Is there evidence of overfitting? Has the performance of the model improved?


In [None]:
train_acc  = history.history['accuracy']
train_loss = history.history['loss']
val_acc  = history.history['val_accuracy']
val_loss = history.history['val_loss']

epochs = range(1, len(train_loss) + 1)

plt.plot(epochs, train_loss, label = 'Training Loss')
plt.plot(epochs, val_loss, label = 'Validation Loss')
plt.xlabel('Epochs')
plt.ylabel('Loss')
plt.legend()

In [None]:
plt.plot(epochs, train_acc, label = 'Training Accuracy')
plt.plot(epochs, val_acc, label = 'Validation Accuracy')
plt.xlabel('Epochs')
plt.ylabel('Accuracy')
plt.legend()

## Question 4

Using the same model as in question 3, try adding `dropout` and `recurrent_dropout` arguments to the first `GRU` layer. Chose whatever level of dropout you prefer for each type of dropout. 

In [None]:
model = keras.Sequential([
# Your code here
])

# Your code here

Plot the loss and accuracy for the training and validation sets. 
Is there evidence of overfitting? Has the performance of the model improved?


In [None]:
train_acc  = history.history['accuracy']
train_loss = history.history['loss']
val_acc  = history.history['val_accuracy']
val_loss = history.history['val_loss']

epochs = range(1, len(train_loss) + 1)

plt.plot(epochs, train_loss, label = 'Training Loss')
plt.plot(epochs, val_loss, label = 'Validation Loss')
plt.xlabel('Epochs')
plt.ylabel('Loss')
plt.legend()

In [None]:
plt.plot(epochs, train_acc, label = 'Training Accuracy')
plt.plot(epochs, val_acc, label = 'Validation Accuracy')
plt.xlabel('Epochs')
plt.ylabel('Accuracy')
plt.legend()

## Question 5

Let's try to improve accuracy by increasing the complexity of the model.
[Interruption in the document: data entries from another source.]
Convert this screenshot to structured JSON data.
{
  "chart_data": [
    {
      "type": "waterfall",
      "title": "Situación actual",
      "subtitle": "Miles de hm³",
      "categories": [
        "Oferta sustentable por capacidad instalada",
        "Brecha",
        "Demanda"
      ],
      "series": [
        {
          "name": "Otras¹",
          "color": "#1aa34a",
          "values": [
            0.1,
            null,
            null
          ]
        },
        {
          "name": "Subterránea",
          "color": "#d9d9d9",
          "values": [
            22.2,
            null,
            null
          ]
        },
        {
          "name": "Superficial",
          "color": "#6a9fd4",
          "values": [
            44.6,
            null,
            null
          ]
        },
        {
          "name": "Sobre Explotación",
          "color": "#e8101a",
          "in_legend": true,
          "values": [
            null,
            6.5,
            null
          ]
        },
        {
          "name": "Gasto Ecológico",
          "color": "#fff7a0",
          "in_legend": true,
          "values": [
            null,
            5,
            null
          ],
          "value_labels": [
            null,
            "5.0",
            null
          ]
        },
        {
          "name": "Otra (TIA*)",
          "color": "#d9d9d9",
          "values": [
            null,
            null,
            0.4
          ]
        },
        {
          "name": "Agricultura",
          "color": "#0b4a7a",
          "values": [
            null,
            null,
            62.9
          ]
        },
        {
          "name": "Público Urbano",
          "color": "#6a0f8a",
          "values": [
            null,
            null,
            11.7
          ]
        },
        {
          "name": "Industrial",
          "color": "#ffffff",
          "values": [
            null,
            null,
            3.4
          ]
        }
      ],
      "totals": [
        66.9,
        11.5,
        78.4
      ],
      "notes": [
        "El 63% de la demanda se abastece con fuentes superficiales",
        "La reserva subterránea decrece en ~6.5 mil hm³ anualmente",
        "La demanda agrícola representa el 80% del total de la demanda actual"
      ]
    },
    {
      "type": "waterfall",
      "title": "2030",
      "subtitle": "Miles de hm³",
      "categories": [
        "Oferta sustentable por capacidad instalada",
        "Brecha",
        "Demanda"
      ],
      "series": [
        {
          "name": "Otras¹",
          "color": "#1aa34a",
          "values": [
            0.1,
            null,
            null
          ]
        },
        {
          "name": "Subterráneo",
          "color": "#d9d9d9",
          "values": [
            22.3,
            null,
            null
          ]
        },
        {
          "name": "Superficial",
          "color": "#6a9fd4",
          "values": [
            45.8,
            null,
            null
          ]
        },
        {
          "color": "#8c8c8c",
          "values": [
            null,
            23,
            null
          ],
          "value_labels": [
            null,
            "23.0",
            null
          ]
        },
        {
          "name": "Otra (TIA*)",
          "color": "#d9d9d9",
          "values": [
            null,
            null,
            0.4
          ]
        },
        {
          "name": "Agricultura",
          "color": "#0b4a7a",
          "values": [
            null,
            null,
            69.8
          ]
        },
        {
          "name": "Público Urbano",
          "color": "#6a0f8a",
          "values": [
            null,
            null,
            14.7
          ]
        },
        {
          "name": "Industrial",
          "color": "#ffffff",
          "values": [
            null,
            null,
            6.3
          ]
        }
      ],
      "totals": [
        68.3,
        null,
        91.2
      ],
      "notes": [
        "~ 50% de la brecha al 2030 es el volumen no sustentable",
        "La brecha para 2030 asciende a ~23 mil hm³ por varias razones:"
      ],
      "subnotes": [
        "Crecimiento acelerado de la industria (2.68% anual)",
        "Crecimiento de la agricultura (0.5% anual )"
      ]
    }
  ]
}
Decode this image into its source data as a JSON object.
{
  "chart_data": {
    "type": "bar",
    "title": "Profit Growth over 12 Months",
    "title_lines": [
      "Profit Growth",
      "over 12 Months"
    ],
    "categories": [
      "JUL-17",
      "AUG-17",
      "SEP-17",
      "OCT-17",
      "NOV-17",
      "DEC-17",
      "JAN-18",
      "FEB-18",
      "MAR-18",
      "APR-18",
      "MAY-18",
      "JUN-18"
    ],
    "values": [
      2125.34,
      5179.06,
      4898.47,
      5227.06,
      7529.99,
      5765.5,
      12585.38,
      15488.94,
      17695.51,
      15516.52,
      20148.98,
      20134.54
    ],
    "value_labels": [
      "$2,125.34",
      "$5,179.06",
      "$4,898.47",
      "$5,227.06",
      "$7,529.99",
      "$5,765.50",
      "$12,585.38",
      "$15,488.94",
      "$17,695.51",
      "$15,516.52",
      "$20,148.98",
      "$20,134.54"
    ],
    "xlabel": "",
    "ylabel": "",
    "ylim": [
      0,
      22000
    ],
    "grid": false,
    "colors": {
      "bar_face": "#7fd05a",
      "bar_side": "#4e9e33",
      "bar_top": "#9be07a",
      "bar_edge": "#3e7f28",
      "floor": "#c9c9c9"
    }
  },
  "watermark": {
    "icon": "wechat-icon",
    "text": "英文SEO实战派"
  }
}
Add a third `GRU` layer to your model from Question 4 and train the model.

In [None]:
model = keras.Sequential([
# Your code here
])

# Your code here

Plot the loss and accuracy for the training and validation sets. 
Is there evidence of overfitting? Has the performance of the model improved?
 

In [None]:
train_acc  = history.history['accuracy']
train_loss = history.history['loss']
val_acc  = history.history['val_accuracy']
val_loss = history.history['val_loss']

epochs = range(1, len(train_loss) + 1)

plt.plot(epochs, train_loss, label = 'Training Loss')
plt.plot(epochs, val_loss, label = 'Validation Loss')
plt.xlabel('Epochs')
plt.ylabel('Loss')
plt.legend()

In [None]:
plt.plot(epochs, train_acc, label = 'Training Accuracy')
plt.plot(epochs, val_acc, label = 'Validation Accuracy')
plt.xlabel('Epochs')
plt.ylabel('Accuracy')
plt.legend()

## Question 6

Let's see if using a bidirectional RNN will increase performance. Create a model similar to your `LSTM` model in Question 2, but with 1 bidirectional LSTM later. 

In [None]:
model = keras.Sequential([
# Your code here
])

# Your code here

Plot the loss and accuracy for the training and validation sets. 
Is there evidence of overfitting? Has the performance of the model improved?


In [None]:
train_acc  = history.history['accuracy']
train_loss = history.history['loss']
val_acc  = history.history['val_accuracy']
val_loss = history.history['val_loss']

epochs = range(1, len(train_loss) + 1)

plt.plot(epochs, train_loss, label = 'Training Loss')
plt.plot(epochs, val_loss, label = 'Validation Loss')
plt.xlabel('Epochs')
plt.ylabel('Loss')
plt.legend()

In [None]:
plt.plot(epochs, train_acc, label = 'Training Accuracy')
plt.plot(epochs, val_acc, label = 'Validation Accuracy')
plt.xlabel('Epochs')
plt.ylabel('Accuracy')
plt.legend()

## Question 7

Which model would you choose for this task? Why did you choose that model?